KDM corruption, x4500

Hello,

I have installed RC1 KDE LiveCD, X86_64 on a Thinkpad T400 with x4500 integrated graphics. It is a minor problem, but I am experiencing graphical corruption when switching in and out of the KDM manager, with auto-login enabled or not (i.e. between splashes for the latter). The corruption tends to be either black bars or small color scramble areas.

On the other hand, both sleep and hibernate now work reliably. This is great because in beta 5, DVD i586, resuming from sleep/suspend to ram after the lid was closed would cause a permissions error when I attempted to log back in, along with hosing the file system-“error in service module” upon reboot.

I believe the KDM corruption is worth reporting as I did not experience it in Opensuse 11; although occasionally I would get an identify outputs error about a disabled cloned display via KDE personal settings. Hibernate worked, but sleep/suspend to ram did not, and brightness levels were not properly detected by kpowermanager. The same situation existed before and after updating to KDE 4.1.3.

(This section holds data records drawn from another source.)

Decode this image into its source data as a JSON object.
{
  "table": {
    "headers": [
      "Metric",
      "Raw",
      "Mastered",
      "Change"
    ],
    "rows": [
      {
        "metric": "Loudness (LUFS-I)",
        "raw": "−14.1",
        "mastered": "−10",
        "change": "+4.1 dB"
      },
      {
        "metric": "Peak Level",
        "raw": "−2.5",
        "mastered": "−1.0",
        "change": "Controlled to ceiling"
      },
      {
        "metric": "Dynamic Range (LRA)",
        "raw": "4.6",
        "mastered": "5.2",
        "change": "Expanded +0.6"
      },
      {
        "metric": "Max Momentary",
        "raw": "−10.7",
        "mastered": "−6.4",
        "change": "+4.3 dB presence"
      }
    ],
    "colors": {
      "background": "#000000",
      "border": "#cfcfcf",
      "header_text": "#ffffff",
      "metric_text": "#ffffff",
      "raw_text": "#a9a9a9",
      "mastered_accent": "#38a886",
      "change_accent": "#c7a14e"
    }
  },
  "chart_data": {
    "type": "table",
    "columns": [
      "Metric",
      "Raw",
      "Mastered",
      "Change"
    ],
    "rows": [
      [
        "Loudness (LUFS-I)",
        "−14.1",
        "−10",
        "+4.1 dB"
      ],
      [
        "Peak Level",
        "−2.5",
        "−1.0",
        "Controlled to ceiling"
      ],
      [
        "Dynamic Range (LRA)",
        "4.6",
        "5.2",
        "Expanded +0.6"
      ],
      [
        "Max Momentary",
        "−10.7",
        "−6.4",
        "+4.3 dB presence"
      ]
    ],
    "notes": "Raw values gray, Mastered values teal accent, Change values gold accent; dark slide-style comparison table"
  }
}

I am unsure of the intel driver version in 11.1 but I did not experience any corruption whatsoever in Ubuntu 8.10-and by extension Linux Mint 6 RC-using the version 2.5 driver from thejaeger repository, as recommended on thinkwiki. Ubuntu, however, has its own concurrency quirks with resuming from ram, even after a workaround. Mandriva 2009, has no corruption problems either with the 2.4.2 driver, but neither suspend nor hibernate worked properly. Fedora 10 has no corruption problems, but sleep (nor hibernate, I think) did not work. This is strange, because it ships with the 2.5 driver, to my knowledge.

So, in spite of the KDM corruption, opensuse 11.1 RC1 seems to fair the best, as hibernate and suspend to ram both work properly. Not to mention, the implementation of KDE 4.1.3 is most impressive and stable; though Mandriva 2009 is very nice as well.

Nevertheless, seeing as the GMA 4500 series have become popular, it seems to me an important thing to address. The large distros are having mixed successes and failures in support.

I have the same problem on my Toshiba U400, but I am less lucky, hibernate does not work. Now I’m using Archlinux with latest X.org, however, the problem is still there, I use xorg.conf file from previous Opensuse 11.1 and add vga=773 to kernel line in the menu.lst file in /boot/grub folder, and use gdm(not sure about kdm), the problem seems to be minimized.